# pricing....



## andrew563 (Oct 12, 2005)

I am dong a wedding rehearsal dinner this august, about 25-30 people. Beef skewers and chicken skewers, four to five different salads , and a cheese dip tray. They are providing the space, and four to five grillls. I am looking at 25 dollars a head. Now, this is my second catering gig. The first one was my nieces wedding, I did 150 people for about 300 dollars. Granted, there was some free stuff thrown in, but, do you all think 25 dollars is too high, too low or what?


----------



## shroomgirl (Aug 11, 2000)

Definition of a good job is that your happy afterwards.

$25 x 30.....$750.

beef skewers, chicken skewers, several salads, cheese dip platter. sounds ok to me.....your not having to buy the propane, charcoal/wood....nor ice or beverages....this does not include the 3 staff you'll need $60-100pp for 4 hours minimum.....
does not include rentals nor paper products.....insurence.....rent of a commercial kitchen.....HEP A's, food handlers, and all the other permits involved......

Obviously $300 for 150 guests is not even on the radar.....that is family and sure better be very close family that you love a whole lot.

I've got two parties for 150 coming up....one is a wedding food/staff will run $10,000 that does not include booze, nor rentals.....

The other is a 10 year Woman's Gala.....$65pp includes 2 passed aps, a stationary ap table, buffet dinner with salmon and chicken mirabella, 3 sides, then 3 finger desserts. Red and White Rhone wines, sparkling water and tea.
again about $10,000 at the end of the day. 6 staff, basic rentals. But through the years I've bought equipment....thus the rentals fees come back to me on somethings.


----------



## chefskeeter (Feb 10, 2006)

Shroomgirl....ok, I understand what you are saying about pricing....but I cater in Arkansas. I am catering an event for 80 people and I am charging 1350.00.....now that includes pork loin, green beans, roasted potatos, salad, rolls and my staff......please help me to understand the pricing.
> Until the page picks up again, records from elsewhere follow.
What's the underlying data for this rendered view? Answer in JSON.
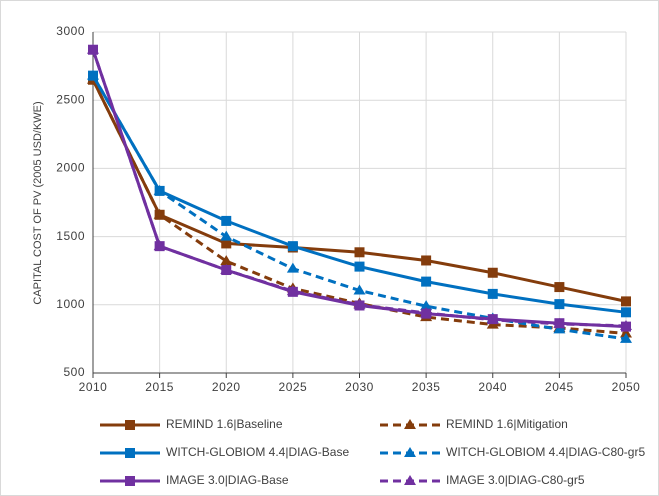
{
  "chart_data": {
    "type": "line",
    "y_label": "CAPITAL COST OF PV (2005 USD/KWE)",
    "x": [
      2010,
      2015,
      2020,
      2025,
      2030,
      2035,
      2040,
      2045,
      2050
    ],
    "xlim": [
      2010,
      2050
    ],
    "xticks": [
      2010,
      2015,
      2020,
      2025,
      2030,
      2035,
      2040,
      2045,
      2050
    ],
    "ylim": [
      500,
      3000
    ],
    "yticks": [
      500,
      1000,
      1500,
      2000,
      2500,
      3000
    ],
    "grid": true,
    "series": [
      {
        "name": "REMIND 1.6|Baseline",
        "color": "#843c0c",
        "dashed": false,
        "marker": "square",
        "values": [
          2650,
          1660,
          1450,
          1420,
          1385,
          1325,
          1235,
          1130,
          1025
        ]
      },
      {
        "name": "REMIND 1.6|Mitigation",
        "color": "#843c0c",
        "dashed": true,
        "marker": "triangle",
        "values": [
          2650,
          1660,
          1320,
          1120,
          1010,
          910,
          855,
          830,
          790
        ]
      },
      {
        "name": "WITCH-GLOBIOM 4.4|DIAG-Base",
        "color": "#0070c0",
        "dashed": false,
        "marker": "square",
        "values": [
          2680,
          1835,
          1615,
          1430,
          1280,
          1170,
          1080,
          1005,
          945
        ]
      },
      {
        "name": "WITCH-GLOBIOM 4.4|DIAG-C80-gr5",
        "color": "#0070c0",
        "dashed": true,
        "marker": "triangle",
        "values": [
          2680,
          1835,
          1500,
          1265,
          1105,
          990,
          900,
          820,
          750
        ]
      },
      {
        "name": "IMAGE 3.0|DIAG-Base",
        "color": "#7030a0",
        "dashed": false,
        "marker": "square",
        "values": [
          2870,
          1430,
          1255,
          1095,
          995,
          935,
          895,
          865,
          840
        ]
      },
      {
        "name": "IMAGE 3.0|DIAG-C80-gr5",
        "color": "#7030a0",
        "dashed": true,
        "marker": "triangle",
        "values": [
          2870,
          1430,
          1255,
          1100,
          1000,
          940,
          890,
          860,
          845
        ]
      }
    ]
  }
}
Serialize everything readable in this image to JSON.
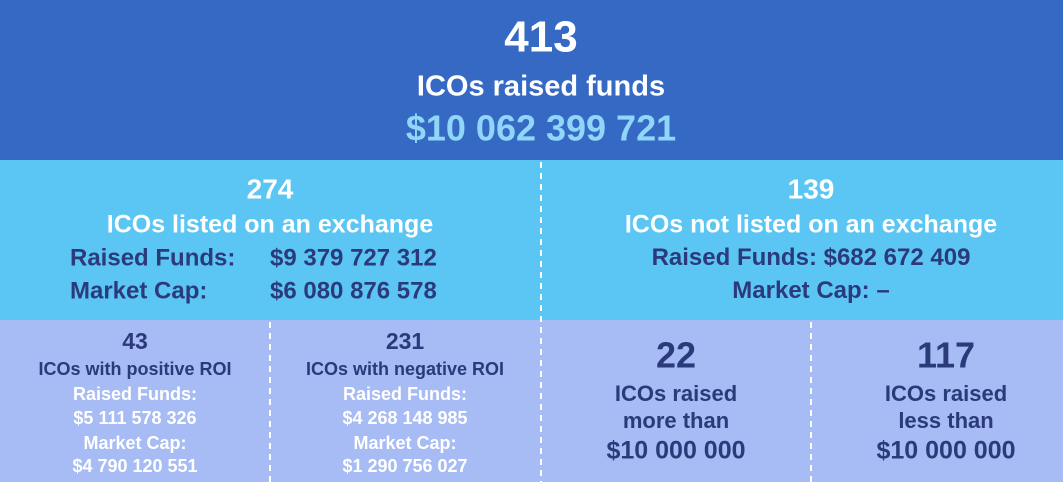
{
  "header": {
    "count": "413",
    "label": "ICOs raised funds",
    "amount": "$10 062 399 721"
  },
  "listed": {
    "count": "274",
    "label": "ICOs listed on an exchange",
    "funds_label": "Raised Funds:",
    "funds": "$9 379 727 312",
    "cap_label": "Market Cap:",
    "cap": "$6 080 876 578"
  },
  "not_listed": {
    "count": "139",
    "label": "ICOs not listed on an exchange",
    "funds_label": "Raised Funds:",
    "funds": "$682 672 409",
    "cap_label": "Market Cap:",
    "cap": "–"
  },
  "cells": [
    {
      "count": "43",
      "label": "ICOs with positive ROI",
      "funds_label": "Raised Funds:",
      "funds": "$5 111 578 326",
      "cap_label": "Market Cap:",
      "cap": "$4 790 120 551"
    },
    {
      "count": "231",
      "label": "ICOs with negative ROI",
      "funds_label": "Raised Funds:",
      "funds": "$4 268 148 985",
      "cap_label": "Market Cap:",
      "cap": "$1 290 756 027"
    },
    {
      "count": "22",
      "lines": [
        "ICOs raised",
        "more than",
        "$10 000 000"
      ]
    },
    {
      "count": "117",
      "lines": [
        "ICOs raised",
        "less than",
        "$10 000 000"
      ]
    }
  ]
}
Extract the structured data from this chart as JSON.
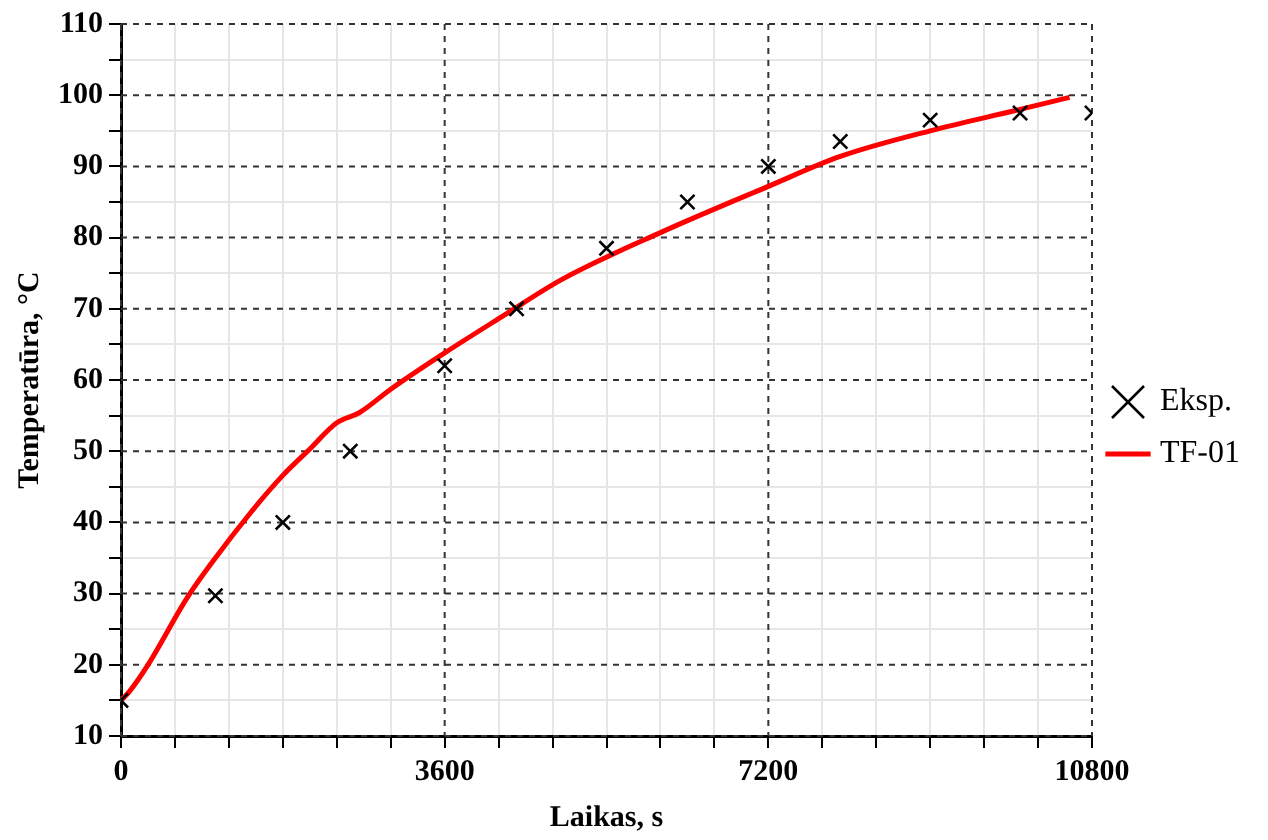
{
  "chart_data": {
    "type": "scatter",
    "xlabel": "Laikas, s",
    "ylabel": "Temperatūra, °C",
    "xlim": [
      0,
      10800
    ],
    "xticks": [
      0,
      {
        "value": 600,
        "label": null
      },
      {
        "value": 1200,
        "label": null
      },
      {
        "value": 1800,
        "label": null
      },
      {
        "value": 2400,
        "label": null
      },
      {
        "value": 3000,
        "label": null
      },
      3600,
      {
        "value": 4200,
        "label": null
      },
      {
        "value": 4800,
        "label": null
      },
      {
        "value": 5400,
        "label": null
      },
      {
        "value": 6000,
        "label": null
      },
      {
        "value": 6600,
        "label": null
      },
      7200,
      {
        "value": 7800,
        "label": null
      },
      {
        "value": 8400,
        "label": null
      },
      {
        "value": 9000,
        "label": null
      },
      {
        "value": 9600,
        "label": null
      },
      {
        "value": 10200,
        "label": null
      },
      10800
    ],
    "ylim": [
      10,
      110
    ],
    "yticks": [
      10,
      {
        "value": 15,
        "label": null
      },
      20,
      {
        "value": 25,
        "label": null
      },
      30,
      {
        "value": 35,
        "label": null
      },
      40,
      {
        "value": 45,
        "label": null
      },
      50,
      {
        "value": 55,
        "label": null
      },
      60,
      {
        "value": 65,
        "label": null
      },
      70,
      {
        "value": 75,
        "label": null
      },
      80,
      {
        "value": 85,
        "label": null
      },
      90,
      {
        "value": 95,
        "label": null
      },
      100,
      {
        "value": 105,
        "label": null
      },
      110
    ],
    "grid": true,
    "legend": "right",
    "marker": "cross",
    "series": [
      {
        "name": "Eksp.",
        "color": "#000000",
        "x": [
          0,
          1050,
          1800,
          2550,
          3600,
          4400,
          5400,
          6300,
          7200,
          8000,
          9000,
          10000,
          10800
        ],
        "values": [
          15,
          29.7,
          40,
          50,
          62,
          70,
          78.5,
          85,
          90,
          93.5,
          96.5,
          97.5,
          97.5
        ]
      },
      {
        "name": "TF-01",
        "type": "line",
        "color": "#ff0000",
        "marker": "none",
        "x": [
          0,
          90,
          300,
          730,
          1020,
          1450,
          1800,
          2100,
          2400,
          2650,
          3000,
          3600,
          4250,
          4900,
          6000,
          7200,
          8000,
          9000,
          10000,
          10550
        ],
        "values": [
          15,
          16.2,
          20,
          29.3,
          34.5,
          41.5,
          46.6,
          50.3,
          54,
          55.4,
          58.7,
          63.8,
          69,
          74.1,
          80.7,
          87.2,
          91.4,
          95,
          98,
          99.7
        ]
      }
    ]
  }
}
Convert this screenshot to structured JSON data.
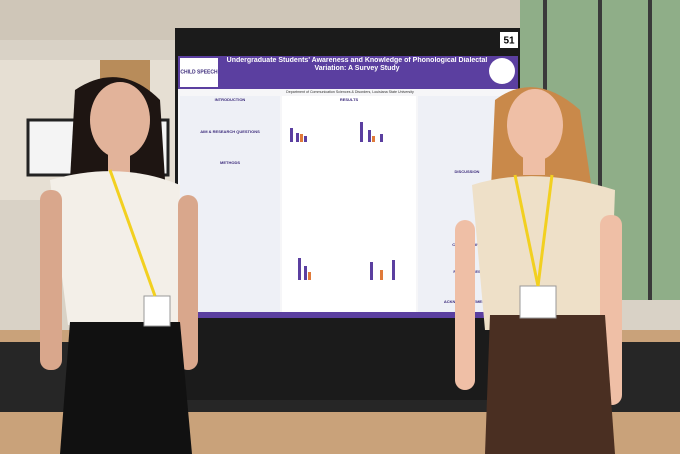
{
  "poster": {
    "number": "51",
    "logo": "CHILD SPEECH",
    "title": "Undergraduate Students' Awareness and Knowledge of Phonological Dialectal Variation: A Survey Study",
    "affiliation": "Department of Communication Sciences & Disorders, Louisiana State University",
    "sections": [
      "INTRODUCTION",
      "AIM & RESEARCH QUESTIONS",
      "METHODS",
      "RESULTS",
      "DISCUSSION",
      "CONCLUSIONS",
      "REFERENCES",
      "ACKNOWLEDGEMENTS"
    ]
  }
}
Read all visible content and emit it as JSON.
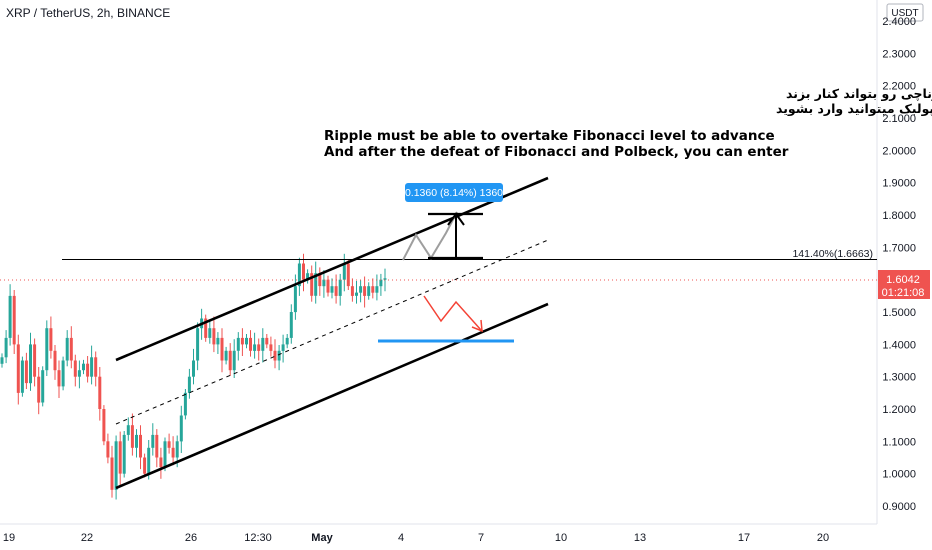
{
  "header": {
    "symbol_title": "XRP / TetherUS, 2h, BINANCE",
    "currency_badge": "USDT"
  },
  "colors": {
    "up": "#26a69a",
    "down": "#ef5350",
    "price_tag": "#ef5350",
    "measure_box": "#2196f3",
    "support_line": "#2196f3",
    "path_up": "#9e9e9e",
    "path_down": "#f44336",
    "channel": "#000000"
  },
  "annotations": {
    "persian_line1": "ریپل برای پیشروی باید تراز فیبوناچی رو بتواند کنار بزند",
    "persian_line2": "و بعد از شکست فیبوناچی و پولبک میتوانید وارد بشوید",
    "english_line1": "Ripple must be able to overtake Fibonacci level to advance",
    "english_line2": "And after the defeat of Fibonacci and Polbeck, you can enter",
    "measure_label": "0.1360 (8.14%) 1360",
    "fib_label": "141.40%(1.6663)"
  },
  "price_tag": {
    "price": "1.6042",
    "countdown": "01:21:08"
  },
  "chart_data": {
    "type": "candlestick",
    "title": "XRP / TetherUS, 2h, BINANCE",
    "y_axis": {
      "range": [
        0.85,
        2.42
      ],
      "ticks": [
        "2.4000",
        "2.3000",
        "2.2000",
        "2.1000",
        "2.0000",
        "1.9000",
        "1.8000",
        "1.7000",
        "1.6000",
        "1.5000",
        "1.4000",
        "1.3000",
        "1.2000",
        "1.1000",
        "1.0000",
        "0.9000"
      ]
    },
    "x_axis": {
      "tick_labels": [
        "19",
        "22",
        "26",
        "12:30",
        "May",
        "4",
        "7",
        "10",
        "13",
        "17",
        "20"
      ]
    },
    "current_price": 1.6042,
    "fib_level": 1.6663,
    "measure": {
      "from": 1.6663,
      "to": 1.8023,
      "change": 0.136,
      "percent": 8.14
    },
    "support_level": 1.41,
    "price_path": [
      1.36,
      1.42,
      1.55,
      1.4,
      1.25,
      1.35,
      1.28,
      1.4,
      1.3,
      1.22,
      1.32,
      1.45,
      1.38,
      1.32,
      1.27,
      1.35,
      1.42,
      1.35,
      1.3,
      1.32,
      1.34,
      1.3,
      1.36,
      1.3,
      1.2,
      1.1,
      1.05,
      0.95,
      1.1,
      1.0,
      1.12,
      1.15,
      1.08,
      1.12,
      1.05,
      1.0,
      1.08,
      1.12,
      1.05,
      1.02,
      1.1,
      1.08,
      1.05,
      1.1,
      1.18,
      1.25,
      1.3,
      1.35,
      1.45,
      1.48,
      1.42,
      1.45,
      1.4,
      1.42,
      1.35,
      1.38,
      1.32,
      1.38,
      1.42,
      1.4,
      1.42,
      1.38,
      1.4,
      1.38,
      1.42,
      1.4,
      1.38,
      1.35,
      1.38,
      1.4,
      1.42,
      1.5,
      1.58,
      1.65,
      1.6,
      1.62,
      1.55,
      1.62,
      1.58,
      1.6,
      1.56,
      1.58,
      1.55,
      1.6,
      1.65,
      1.58,
      1.55,
      1.56,
      1.58,
      1.55,
      1.58,
      1.56,
      1.58,
      1.6,
      1.6042
    ]
  }
}
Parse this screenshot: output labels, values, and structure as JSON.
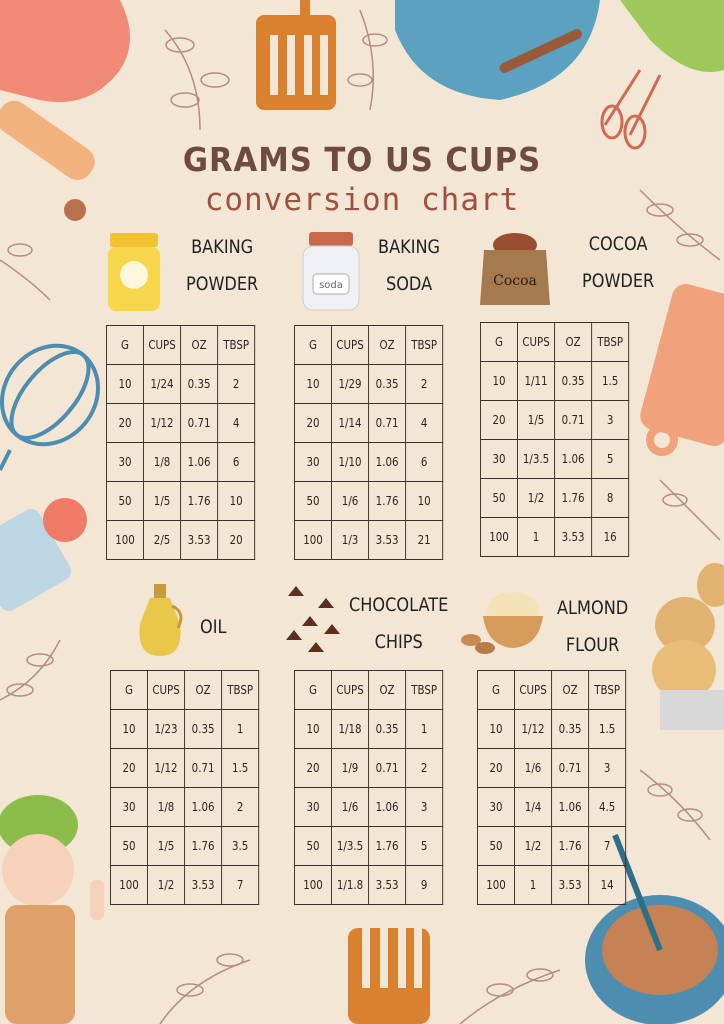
{
  "title": "GRAMS TO US CUPS",
  "subtitle": "conversion chart",
  "columns": [
    "G",
    "CUPS",
    "OZ",
    "TBSP"
  ],
  "ingredients": [
    {
      "name_line1": "BAKING",
      "name_line2": "POWDER",
      "icon": "baking-powder-jar-icon",
      "icon_text": "Baking Powder",
      "rows": [
        [
          "10",
          "1/24",
          "0.35",
          "2"
        ],
        [
          "20",
          "1/12",
          "0.71",
          "4"
        ],
        [
          "30",
          "1/8",
          "1.06",
          "6"
        ],
        [
          "50",
          "1/5",
          "1.76",
          "10"
        ],
        [
          "100",
          "2/5",
          "3.53",
          "20"
        ]
      ]
    },
    {
      "name_line1": "BAKING",
      "name_line2": "SODA",
      "icon": "baking-soda-jar-icon",
      "icon_text": "soda",
      "rows": [
        [
          "10",
          "1/29",
          "0.35",
          "2"
        ],
        [
          "20",
          "1/14",
          "0.71",
          "4"
        ],
        [
          "30",
          "1/10",
          "1.06",
          "6"
        ],
        [
          "50",
          "1/6",
          "1.76",
          "10"
        ],
        [
          "100",
          "1/3",
          "3.53",
          "21"
        ]
      ]
    },
    {
      "name_line1": "COCOA",
      "name_line2": "POWDER",
      "icon": "cocoa-sack-icon",
      "icon_text": "Cocoa",
      "rows": [
        [
          "10",
          "1/11",
          "0.35",
          "1.5"
        ],
        [
          "20",
          "1/5",
          "0.71",
          "3"
        ],
        [
          "30",
          "1/3.5",
          "1.06",
          "5"
        ],
        [
          "50",
          "1/2",
          "1.76",
          "8"
        ],
        [
          "100",
          "1",
          "3.53",
          "16"
        ]
      ]
    },
    {
      "name_line1": "OIL",
      "name_line2": "",
      "icon": "oil-bottle-icon",
      "rows": [
        [
          "10",
          "1/23",
          "0.35",
          "1"
        ],
        [
          "20",
          "1/12",
          "0.71",
          "1.5"
        ],
        [
          "30",
          "1/8",
          "1.06",
          "2"
        ],
        [
          "50",
          "1/5",
          "1.76",
          "3.5"
        ],
        [
          "100",
          "1/2",
          "3.53",
          "7"
        ]
      ]
    },
    {
      "name_line1": "CHOCOLATE",
      "name_line2": "CHIPS",
      "icon": "chocolate-chips-icon",
      "rows": [
        [
          "10",
          "1/18",
          "0.35",
          "1"
        ],
        [
          "20",
          "1/9",
          "0.71",
          "2"
        ],
        [
          "30",
          "1/6",
          "1.06",
          "3"
        ],
        [
          "50",
          "1/3.5",
          "1.76",
          "5"
        ],
        [
          "100",
          "1/1.8",
          "3.53",
          "9"
        ]
      ]
    },
    {
      "name_line1": "ALMOND",
      "name_line2": "FLOUR",
      "icon": "almond-flour-bowl-icon",
      "rows": [
        [
          "10",
          "1/12",
          "0.35",
          "1.5"
        ],
        [
          "20",
          "1/6",
          "0.71",
          "3"
        ],
        [
          "30",
          "1/4",
          "1.06",
          "4.5"
        ],
        [
          "50",
          "1/2",
          "1.76",
          "7"
        ],
        [
          "100",
          "1",
          "3.53",
          "14"
        ]
      ]
    }
  ],
  "colors": {
    "background": "#f3e6d5",
    "title": "#6e4a40",
    "subtitle": "#a0503e",
    "grid": "#3a302a"
  }
}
This is an area that I need help in......would the pricing for an event like this be the same in all areas?


----------



## shroomgirl (Aug 11, 2000)

whatever the market bears.....Fayetteville is not Little Rock is not Jacksonville nor Benton......

Los Angeles is not Mayberry.

The definition of a good deal is that it's win-win.


----------



## blueschef (Jan 18, 2006)

It can be very tough to figur these things out. Honestly this fourm is called "professional catering", however, it would appear to me that the majority of us here are doing this as a "side gig" and do not have the overhead, true business arangements and/of facilities to be full time in catering. therefore, it would appear to me, it is apples and oranges. In all truthfullness, at the end of the day it is what is in your pocket that matters (and the risk you take working under the radar). Obviously if you do not have much or any long term overhead (lease agreements, trucks, business loans, liquor licenses, insurance, etc) it is very easy to put in lower bids and pocket more "jack". 
What is your time and effort worth, why do you take a party on for a certan price (Publicity, future business, etc). Biding on any level is tough, but ultimatly you want, as shroomgirl said, a win-win.
Tom


----------